只、精神力のぶつかりあい・・・と書くと何か神経ピリピリの場のように思われ勝ちで、ポイントの争奪戦や
遠投力の競争の場などと誤解される方もおられるかも知れませんが、
他人の邪魔をしないように紳士的に釣るのが
アマチュアの釣り大会では大前提で、自分が入って与えられたポイントで、
両隣の釣り人に迷惑をかけないように気配りし、投げ、さびける事が出場の最低条件となります。
もちろん誰でも投げミスは有りますが、失敗したら迷惑を掛けた隣人に謝りつつ、
オマツリしないように移動したり、すぐに巻き上げたり出来る、トラブル回避能力も問われます。
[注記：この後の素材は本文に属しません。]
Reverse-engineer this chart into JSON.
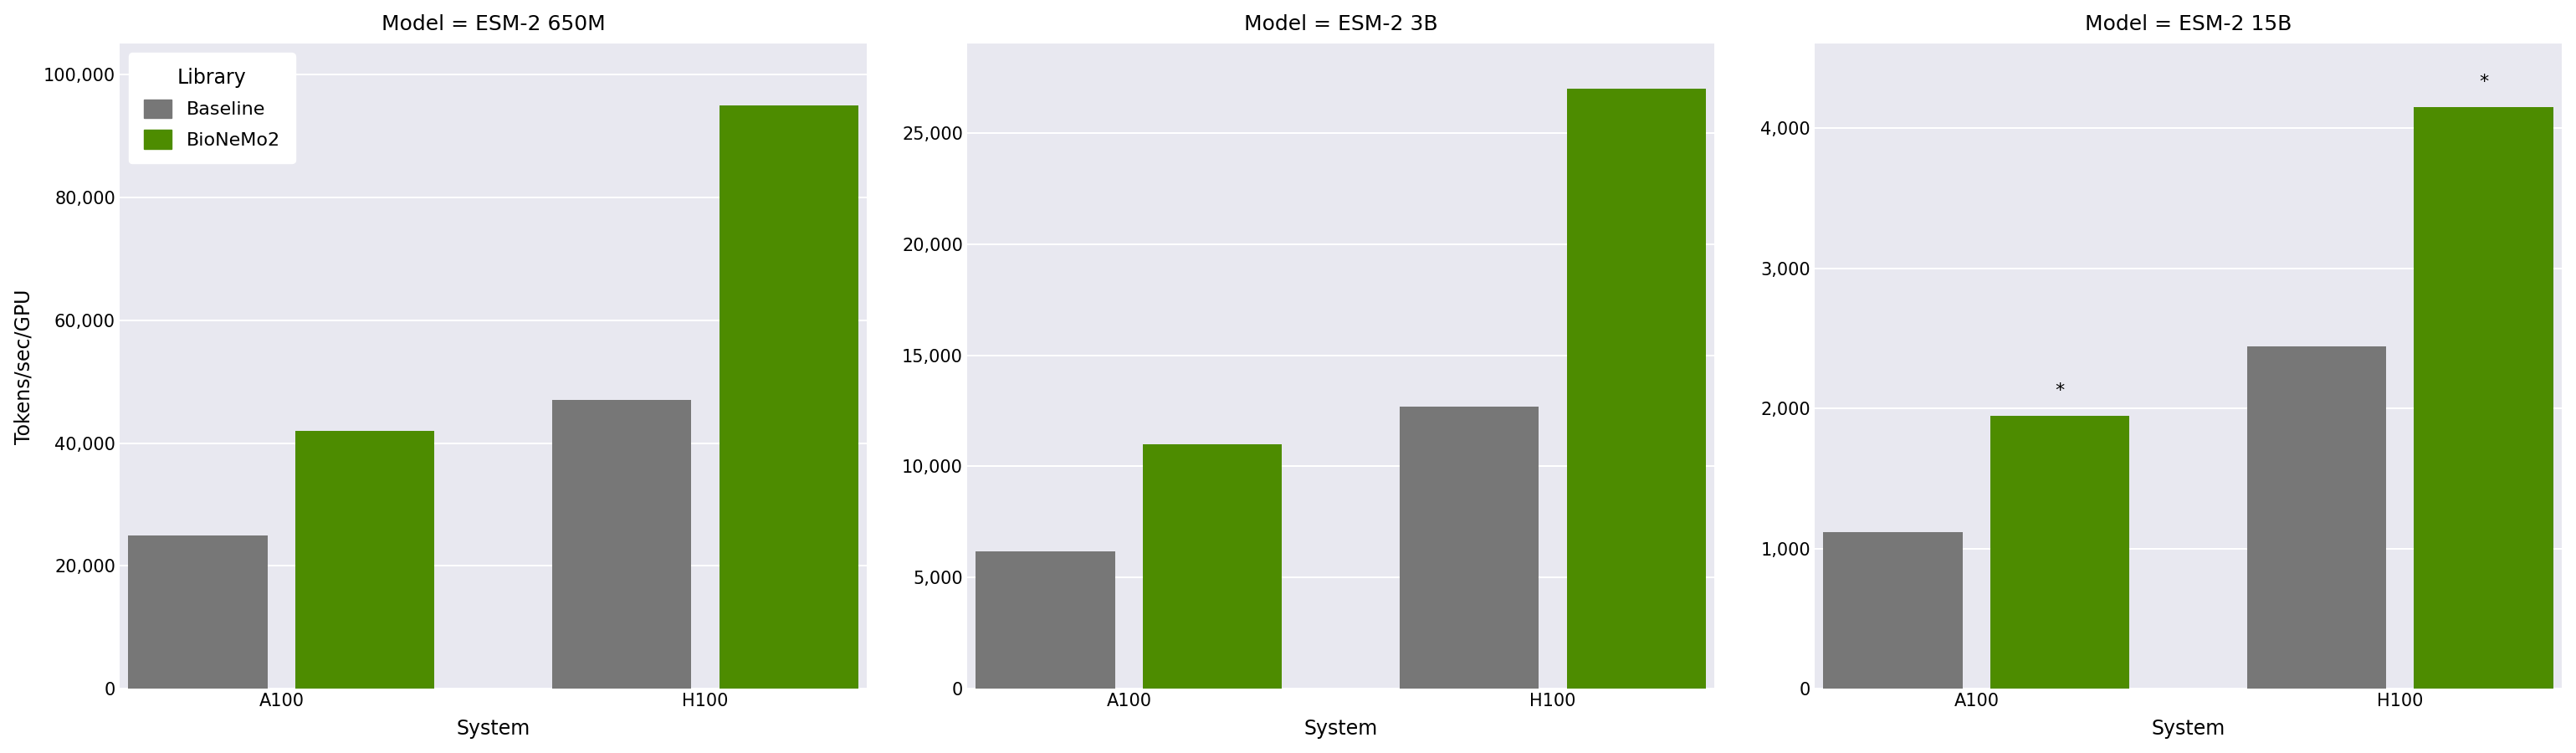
{
  "subplots": [
    {
      "title": "Model = ESM-2 650M",
      "systems": [
        "A100",
        "H100"
      ],
      "baseline": [
        25000,
        47000
      ],
      "bionemo2": [
        42000,
        95000
      ],
      "ylim": [
        0,
        105000
      ],
      "yticks": [
        0,
        20000,
        40000,
        60000,
        80000,
        100000
      ],
      "ytick_labels": [
        "0",
        "20,000",
        "40,000",
        "60,000",
        "80,000",
        "100,000"
      ],
      "annotations": [
        null,
        null,
        null,
        null
      ]
    },
    {
      "title": "Model = ESM-2 3B",
      "systems": [
        "A100",
        "H100"
      ],
      "baseline": [
        6200,
        12700
      ],
      "bionemo2": [
        11000,
        27000
      ],
      "ylim": [
        0,
        29000
      ],
      "yticks": [
        0,
        5000,
        10000,
        15000,
        20000,
        25000
      ],
      "ytick_labels": [
        "0",
        "5,000",
        "10,000",
        "15,000",
        "20,000",
        "25,000"
      ],
      "annotations": [
        null,
        null,
        null,
        null
      ]
    },
    {
      "title": "Model = ESM-2 15B",
      "systems": [
        "A100",
        "H100"
      ],
      "baseline": [
        1120,
        2440
      ],
      "bionemo2": [
        1950,
        4150
      ],
      "ylim": [
        0,
        4600
      ],
      "yticks": [
        0,
        1000,
        2000,
        3000,
        4000
      ],
      "ytick_labels": [
        "0",
        "1,000",
        "2,000",
        "3,000",
        "4,000"
      ],
      "annotations": [
        null,
        "*",
        null,
        "*"
      ]
    }
  ],
  "ylabel": "Tokens/sec/GPU",
  "xlabel": "System",
  "legend_title": "Library",
  "legend_labels": [
    "Baseline",
    "BioNeMo2"
  ],
  "bar_colors": [
    "#777777",
    "#4d8c00"
  ],
  "background_color": "#e8e8f0",
  "fig_background": "#ffffff",
  "title_fontsize": 18,
  "axis_label_fontsize": 17,
  "tick_fontsize": 15,
  "legend_fontsize": 16,
  "legend_title_fontsize": 17,
  "bar_width": 0.62,
  "annotation_fontsize": 16,
  "grid_color": "#ffffff",
  "grid_linewidth": 1.5
}
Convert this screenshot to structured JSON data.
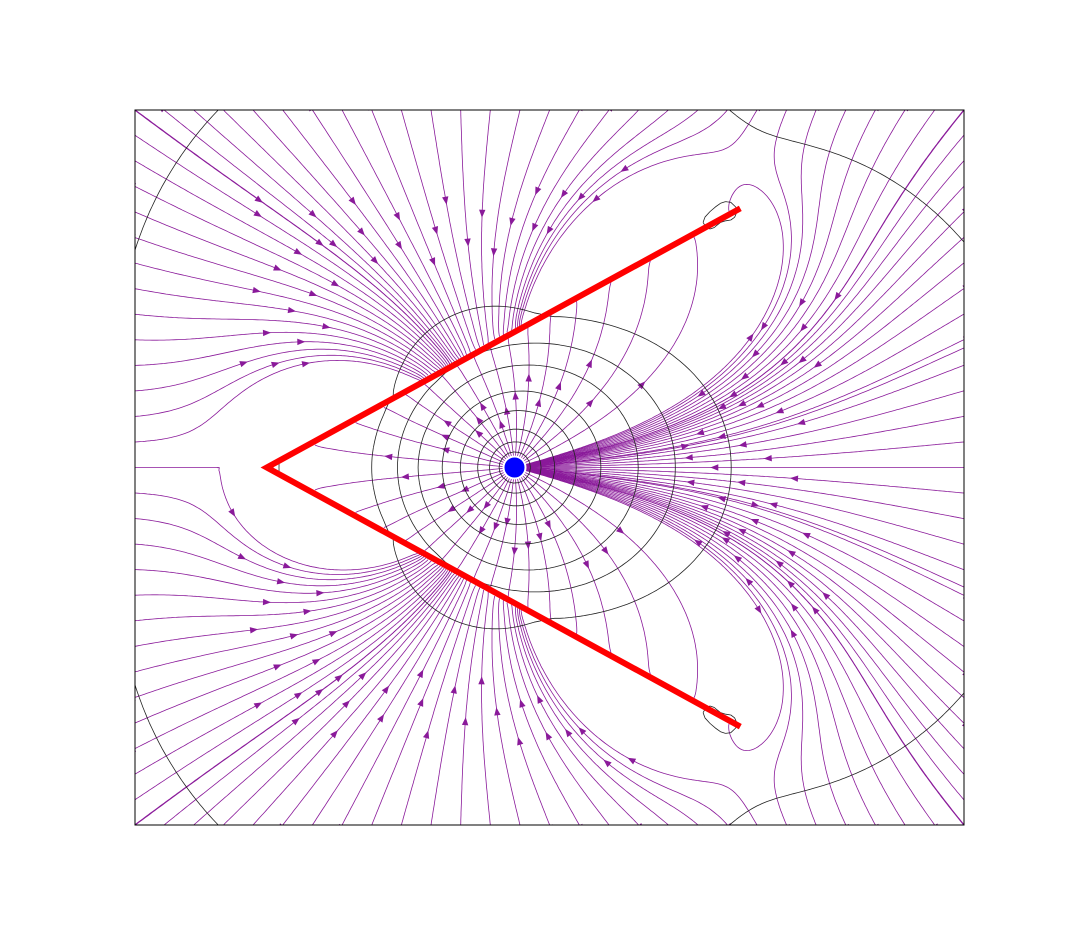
{
  "figure": {
    "kind": "electric field lines and equipotentials of a point charge near a bent conductor",
    "colors": {
      "field_line": "#8a1a9a",
      "arrow": "#8a1a9a",
      "equipotential": "#222222",
      "conductor": "#ff0000",
      "point_charge": "#0000ff",
      "frame": "#000000",
      "background": "#ffffff"
    },
    "point_charge": {
      "label": "",
      "x": 0,
      "y": 0
    },
    "conductor": {
      "shape": "chevron",
      "vertices": [
        [
          1.13,
          1.29
        ],
        [
          -1.24,
          0
        ],
        [
          1.13,
          -1.29
        ]
      ]
    },
    "domain": {
      "xlim": [
        -1.9,
        2.25
      ],
      "ylim": [
        -1.78,
        1.78
      ]
    },
    "equipotential_levels": [
      -1.3,
      -0.9,
      -0.6,
      -0.4,
      -0.2,
      0.2,
      0.4,
      0.6,
      0.9,
      1.2,
      1.6,
      2.0,
      2.5,
      3.0,
      3.5,
      4.0,
      4.6,
      5.2,
      6.0
    ],
    "axes": {
      "visible_ticks": false,
      "title": ""
    }
  }
}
自分のオモリが何処に落ちたか判っていないなどは問題外で、
この事が出来なかったり、守れないと大会に出る資格は無い・・と言うより、周囲から拒絶され、
結果として自分が自分の首を絞める事になります。
1回、2回のキャストミスは謝れば済みますが、毎回両隣の釣り人の道糸を跨いで投げたり、
時には良く釣れている釣り人にわざと近寄り、
すぐ横の危険距離から他人の見付けた良く釣れるラインに投げたりする選手が居ますが、そのような行為は
ルール違反以前の問題で、そのような選手が上位入賞したり、仮に優勝しても誰も評価してくれないばかりか、
優勝台に立てたとしても誰も手をたたいて祝福してくれません。
まあ・・プロの試合でもありませんし、仮に優勝したと言っても単純に喜べば良い事で有って、
あくまでもアマチュアの大会・・強引に狭い竿間隔の所に押し入ったり、
他人が釣っておられる良いポイントを横から荒らすような事をしてまで戦う必要はありません。
基本的には皆さん和気藹々と楽しもうと思って出場しているのであって、
競技に真剣になるあまり、無意識にしてもそのような釣りをすることが無い様に、
常に自分の釣りのコントロールを失わないように注意し、他人に迷惑だけはかけないようにしたいものです。
投げ釣り師が一同に会しての技術交流の場でもある・・と言う事を忘れないようにしつつ、
大会の雰囲気や出会いを楽しみに、キス釣りの難しさ、奥深さに悩みながらも、大会毎に得られる体験に期待し、
次の大会を楽しみにしています。